JRAサイトの馬名由来によれば「人名より+呼称」となっている。ふーむ。こんな理由で馬名審査に通る時代になったのですねぇ。アユミチャン、カナエチャン、アカネチャン、ミーコチャン、キリンチャン、ミカンチャン、と「○○ちゃん」シリーズの馬名が珍しくない昨今の事情を鑑みれば、「アユサン」がダメということにはならないか。

大馬主は2歳馬のネーミングで頭を悩ます季節であろう。強そうで、品位があり、原則過去に使われていない名前を、9文字以内で捻り出さなければならない。「もはや、俳句川柳の世界」とため息を漏らす馬主もいる。

その一方で、馬名登録審査が“ザル”と化して久しい。ニュージーランドトロフィーで6着したモグモグパクパクの馬名由来は「よく食べている」とだけある。なんだこりゃ?

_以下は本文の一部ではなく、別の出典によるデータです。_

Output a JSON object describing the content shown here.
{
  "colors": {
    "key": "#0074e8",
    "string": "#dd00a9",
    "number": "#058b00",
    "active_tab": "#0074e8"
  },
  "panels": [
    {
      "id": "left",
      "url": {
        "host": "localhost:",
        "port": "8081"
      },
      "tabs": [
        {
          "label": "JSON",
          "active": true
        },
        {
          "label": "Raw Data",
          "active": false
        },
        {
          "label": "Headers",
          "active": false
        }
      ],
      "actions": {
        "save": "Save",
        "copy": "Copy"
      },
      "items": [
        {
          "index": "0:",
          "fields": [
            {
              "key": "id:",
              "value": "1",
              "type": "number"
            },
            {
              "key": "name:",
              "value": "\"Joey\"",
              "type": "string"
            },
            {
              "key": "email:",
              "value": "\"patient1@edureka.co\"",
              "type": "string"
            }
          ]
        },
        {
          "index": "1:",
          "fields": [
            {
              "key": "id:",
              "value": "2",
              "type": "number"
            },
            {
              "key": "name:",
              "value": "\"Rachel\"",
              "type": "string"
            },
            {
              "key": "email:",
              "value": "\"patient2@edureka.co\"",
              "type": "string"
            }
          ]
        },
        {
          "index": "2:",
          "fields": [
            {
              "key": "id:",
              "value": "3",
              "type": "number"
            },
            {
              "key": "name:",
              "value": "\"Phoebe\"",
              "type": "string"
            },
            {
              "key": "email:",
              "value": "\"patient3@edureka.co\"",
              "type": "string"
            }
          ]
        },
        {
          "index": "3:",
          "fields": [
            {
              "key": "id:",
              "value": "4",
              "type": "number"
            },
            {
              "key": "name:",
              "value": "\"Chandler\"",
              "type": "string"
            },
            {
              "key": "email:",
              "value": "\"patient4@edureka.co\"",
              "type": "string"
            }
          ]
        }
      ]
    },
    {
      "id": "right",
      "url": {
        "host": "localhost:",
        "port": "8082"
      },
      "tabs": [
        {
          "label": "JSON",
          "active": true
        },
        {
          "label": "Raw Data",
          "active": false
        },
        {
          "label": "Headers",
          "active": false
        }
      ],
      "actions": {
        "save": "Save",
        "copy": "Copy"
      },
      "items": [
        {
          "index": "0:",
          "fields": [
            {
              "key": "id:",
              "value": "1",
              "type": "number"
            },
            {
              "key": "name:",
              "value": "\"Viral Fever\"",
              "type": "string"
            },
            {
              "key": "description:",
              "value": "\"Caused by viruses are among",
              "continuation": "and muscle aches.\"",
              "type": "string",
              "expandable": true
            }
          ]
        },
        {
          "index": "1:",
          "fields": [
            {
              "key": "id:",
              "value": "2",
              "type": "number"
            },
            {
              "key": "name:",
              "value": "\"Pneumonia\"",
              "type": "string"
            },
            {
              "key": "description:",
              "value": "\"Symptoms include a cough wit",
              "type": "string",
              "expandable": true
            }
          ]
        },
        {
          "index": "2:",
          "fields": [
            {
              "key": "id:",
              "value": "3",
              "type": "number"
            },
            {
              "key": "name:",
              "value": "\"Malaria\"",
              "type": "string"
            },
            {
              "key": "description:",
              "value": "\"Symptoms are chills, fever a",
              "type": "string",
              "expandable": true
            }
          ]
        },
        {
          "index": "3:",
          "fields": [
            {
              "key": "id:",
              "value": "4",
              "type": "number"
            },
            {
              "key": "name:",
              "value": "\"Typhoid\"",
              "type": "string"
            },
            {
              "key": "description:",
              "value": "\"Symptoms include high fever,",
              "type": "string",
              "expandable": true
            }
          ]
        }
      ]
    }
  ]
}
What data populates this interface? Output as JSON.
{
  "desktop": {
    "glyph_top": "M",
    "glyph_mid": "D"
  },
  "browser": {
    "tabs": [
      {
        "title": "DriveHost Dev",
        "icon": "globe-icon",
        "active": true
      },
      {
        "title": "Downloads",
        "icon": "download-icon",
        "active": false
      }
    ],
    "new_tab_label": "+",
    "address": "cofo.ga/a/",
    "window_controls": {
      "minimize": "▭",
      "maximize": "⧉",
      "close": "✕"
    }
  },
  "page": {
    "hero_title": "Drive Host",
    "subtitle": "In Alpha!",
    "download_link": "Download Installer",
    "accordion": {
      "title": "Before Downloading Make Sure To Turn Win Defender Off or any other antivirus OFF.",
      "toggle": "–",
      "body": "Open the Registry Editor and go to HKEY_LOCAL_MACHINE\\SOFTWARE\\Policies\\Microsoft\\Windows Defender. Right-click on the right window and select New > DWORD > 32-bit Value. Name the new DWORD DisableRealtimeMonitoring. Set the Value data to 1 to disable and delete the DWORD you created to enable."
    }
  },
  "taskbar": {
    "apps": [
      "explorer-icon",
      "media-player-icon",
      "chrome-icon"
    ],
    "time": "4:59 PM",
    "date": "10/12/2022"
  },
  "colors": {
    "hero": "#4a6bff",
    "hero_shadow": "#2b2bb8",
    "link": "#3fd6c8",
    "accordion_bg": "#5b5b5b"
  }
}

しかし、馬名に使える言葉はもはや限界に近いとの指摘もある。「オルフェーヴル」「ジェンティルドンナ」といったフランス語やイタリア語の馬名が増えてきたのは、英語のネーミングが底を尽きかけているからではなかろうか。一部ファンに評判の良くない冠名がいまだに消えないのは、冠名をつけないと馬名候補が重複してしまって、思うように審査に通らないという事情もある。9文字の字数制限の撤廃を求める声もあるが、審査する側の手間を考えると、事務方はあまり賛成したがらないのではなかろうか。

桜花賞を勝った珍名馬といえばスウヰイスーであろう。史上初めて桜花賞とオークスの牝馬二冠を達成し、牡馬相手の菊花賞でも半馬身差の2着と健闘。4歳牝馬ながら61キロを背負わされた安田賞(安田記念の前身)で古馬を圧倒し、翌年は62キロで連勝した女傑である。だが、それほどの名馬であるのに、その馬名に意味はない。

本来の命名は「スイートスー」だった。これなら「かわいいスーちゃん」といった意味がちゃんとある。それが妙な名前に化けたのは、馬名登録を頼まれた厩舎関係者が、受話器の向こうの音声を聞き違えたせい。それにしても“ヰ”の発音を聞き分けたその音感は、非凡と言うほかはない。

デビュー戦を万馬券で飾ったので、馬主はゲンをかついで馬名変更をしなかった。その馬主こそ、大女優にして大歌手の高峰三枝子さん。もっとも、さすがに「すうぃいすー」とは発音しにくいので、高峰さんは「スイスイ」と呼んでいたとか。もしこんな馬名が現代のGⅠに出走してきたら、柳瀬尚紀さんもさぞ苦労されることだろう。